Bertolucci e lo scenografo Ferdinando Scarfiotti decidono di ambientare la prima parte del film all’EUR per dare la sensazione della Roma fascista, mentre con Parigi danno l’idea del fronte popolare. Il direttore della fotografia è Vittorio Storaro, che aveva già fatto Strategia del ragno. Si aggiunge poi Gitt Magrini, costumista di molti film della Nouvelle Vague e anche attrice ne La notte di Antonioni. Il produttore Giovanni Bertolucci sceglie come montatore Franco Arcalli, e non Roberto Perpignani che aveva lavorato a quasi tutti i film precedenti del regista, in quanto offriva un nuovo modo di lavorare segmentando maggiormente il montaggio.

Il primo attore a essere contattato è Jean-Louis Trintignant che si trovava già in Italia per girare un altro film. che aveva recentemente lavorato in Partner. La prima idea per il ruolo di Anna, la moglie del professor Quadri, è Brigitte Bardot che però non accetta l’offerta. In quei giorni Bertolucci si trova a Parigi per i sopralluoghi del film, al cinema vede Così bella, così dolce di Robert Bresson nel quale recita Dominique Sanda e con cui si trova subito un accordo.
Il film è stato girato a in gran parte a Roma e Parigi, ma anche all’Abetone (la scena finale ambientata in Savoia) e a Joinville-le-Pont (la scena del ballo). Le riprese si sono svolte tra l’ottobre del 1969 e il gennaio del 1970.
Il teatro di Marcello dove Clerici incontra Lino nel 1943.

Il film è stato presentato in concorso al Festival di Berlino nel giugno del 1970, poi a settembre è stato proiettato anche al New York Film Festival assieme a Strategia del ragno. L’anteprima nazionale è avvenuta a Saint-Vincent l’8 dicembre, a partire dal gennaio del 1971 è stato distribuito nel resto del territorio. In Francia è uscito il 17 febbraio, a marzo negli Stati Uniti e in aprile in Germania.

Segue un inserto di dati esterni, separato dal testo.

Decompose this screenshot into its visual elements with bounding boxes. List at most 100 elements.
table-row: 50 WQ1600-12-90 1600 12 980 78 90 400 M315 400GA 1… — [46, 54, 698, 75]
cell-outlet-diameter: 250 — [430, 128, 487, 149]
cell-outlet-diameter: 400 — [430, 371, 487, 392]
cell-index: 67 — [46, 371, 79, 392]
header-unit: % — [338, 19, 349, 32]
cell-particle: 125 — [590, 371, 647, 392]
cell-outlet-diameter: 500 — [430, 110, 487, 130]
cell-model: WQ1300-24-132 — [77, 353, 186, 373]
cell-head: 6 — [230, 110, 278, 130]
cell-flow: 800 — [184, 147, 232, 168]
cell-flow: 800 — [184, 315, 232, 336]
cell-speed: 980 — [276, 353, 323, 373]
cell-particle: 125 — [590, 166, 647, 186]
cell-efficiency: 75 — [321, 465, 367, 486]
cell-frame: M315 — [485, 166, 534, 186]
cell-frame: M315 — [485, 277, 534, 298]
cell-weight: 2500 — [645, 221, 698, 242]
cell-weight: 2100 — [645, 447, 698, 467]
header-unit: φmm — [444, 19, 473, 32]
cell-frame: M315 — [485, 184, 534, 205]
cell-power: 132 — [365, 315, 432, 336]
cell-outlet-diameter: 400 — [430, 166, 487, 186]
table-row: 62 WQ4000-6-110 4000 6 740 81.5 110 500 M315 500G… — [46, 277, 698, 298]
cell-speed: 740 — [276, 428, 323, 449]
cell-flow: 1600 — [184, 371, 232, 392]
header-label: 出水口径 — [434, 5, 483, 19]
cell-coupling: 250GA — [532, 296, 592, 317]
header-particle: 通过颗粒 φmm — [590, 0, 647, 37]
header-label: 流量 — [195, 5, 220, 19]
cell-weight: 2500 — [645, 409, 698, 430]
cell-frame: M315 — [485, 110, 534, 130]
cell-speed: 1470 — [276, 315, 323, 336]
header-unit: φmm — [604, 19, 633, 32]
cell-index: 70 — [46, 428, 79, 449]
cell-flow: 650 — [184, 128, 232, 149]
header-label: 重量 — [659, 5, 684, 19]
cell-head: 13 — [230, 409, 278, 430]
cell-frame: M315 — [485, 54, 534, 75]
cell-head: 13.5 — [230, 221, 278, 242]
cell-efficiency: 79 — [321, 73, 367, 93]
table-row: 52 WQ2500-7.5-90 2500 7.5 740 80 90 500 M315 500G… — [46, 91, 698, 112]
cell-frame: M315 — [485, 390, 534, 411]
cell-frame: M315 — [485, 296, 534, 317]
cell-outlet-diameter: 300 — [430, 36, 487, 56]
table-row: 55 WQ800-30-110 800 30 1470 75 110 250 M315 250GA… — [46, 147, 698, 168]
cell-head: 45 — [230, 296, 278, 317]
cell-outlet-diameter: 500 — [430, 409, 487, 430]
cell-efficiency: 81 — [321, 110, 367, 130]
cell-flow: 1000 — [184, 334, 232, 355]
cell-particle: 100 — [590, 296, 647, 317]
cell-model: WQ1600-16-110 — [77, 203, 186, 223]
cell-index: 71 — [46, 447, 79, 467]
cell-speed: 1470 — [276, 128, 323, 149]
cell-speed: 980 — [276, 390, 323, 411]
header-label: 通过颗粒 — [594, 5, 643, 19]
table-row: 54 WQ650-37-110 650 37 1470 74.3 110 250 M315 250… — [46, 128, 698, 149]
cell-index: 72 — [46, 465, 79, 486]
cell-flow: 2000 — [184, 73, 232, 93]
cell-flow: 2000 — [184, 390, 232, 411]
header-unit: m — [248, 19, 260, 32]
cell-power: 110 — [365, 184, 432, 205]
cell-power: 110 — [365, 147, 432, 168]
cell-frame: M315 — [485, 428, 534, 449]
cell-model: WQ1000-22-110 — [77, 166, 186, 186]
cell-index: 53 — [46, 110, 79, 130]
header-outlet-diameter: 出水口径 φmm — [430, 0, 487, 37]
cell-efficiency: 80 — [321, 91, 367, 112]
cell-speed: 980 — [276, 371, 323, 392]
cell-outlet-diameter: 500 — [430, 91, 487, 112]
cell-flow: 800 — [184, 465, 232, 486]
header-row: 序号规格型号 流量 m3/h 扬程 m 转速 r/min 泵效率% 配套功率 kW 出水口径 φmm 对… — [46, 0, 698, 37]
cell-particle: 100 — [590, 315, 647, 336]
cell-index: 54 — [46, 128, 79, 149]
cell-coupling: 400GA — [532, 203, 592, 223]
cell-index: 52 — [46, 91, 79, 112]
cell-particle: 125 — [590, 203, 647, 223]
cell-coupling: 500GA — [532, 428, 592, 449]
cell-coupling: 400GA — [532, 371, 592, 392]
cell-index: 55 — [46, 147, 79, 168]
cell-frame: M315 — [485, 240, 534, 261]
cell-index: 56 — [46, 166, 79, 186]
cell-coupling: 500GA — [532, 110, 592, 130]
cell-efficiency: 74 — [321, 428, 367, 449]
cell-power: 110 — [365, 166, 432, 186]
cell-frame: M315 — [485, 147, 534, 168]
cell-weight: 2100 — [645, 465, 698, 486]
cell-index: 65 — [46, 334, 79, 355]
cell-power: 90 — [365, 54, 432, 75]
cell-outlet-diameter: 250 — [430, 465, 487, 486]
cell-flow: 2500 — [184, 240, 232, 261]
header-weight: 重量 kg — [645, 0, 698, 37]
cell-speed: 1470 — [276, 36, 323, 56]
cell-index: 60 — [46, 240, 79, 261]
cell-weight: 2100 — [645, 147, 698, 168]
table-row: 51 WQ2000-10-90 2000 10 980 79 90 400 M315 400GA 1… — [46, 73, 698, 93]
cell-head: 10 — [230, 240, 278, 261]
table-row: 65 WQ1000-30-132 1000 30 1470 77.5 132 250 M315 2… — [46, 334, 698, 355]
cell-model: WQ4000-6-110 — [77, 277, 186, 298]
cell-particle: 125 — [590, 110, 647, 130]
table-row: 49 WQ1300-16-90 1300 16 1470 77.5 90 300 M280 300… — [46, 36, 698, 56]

Nel 1993 il film è stato restaurato dalla Cineteca Nazionale, con la supervisione di Storaro, ed è stata ripristinata la scena del ballo dei ciechi, questa versione è stata poi presentata lo stesso anno al Festival di Locarno. Nel 2011, in occasione del restauro digitale a cura della Cineteca di Bologna, il film è stato proposto nelle sale di alcune città italiane.



La critica italiana dell’epoca ha apprezzato la qualità criticamente conscia e raffinata del suo linguaggio figurativo e sottolineato come Bertolucci abbia dimostrato chiaramente di aver raggiunto la pienezza delle proprie capacità espressive.

Il film è stato poi selezionato tra i 100 film italiani da salvare.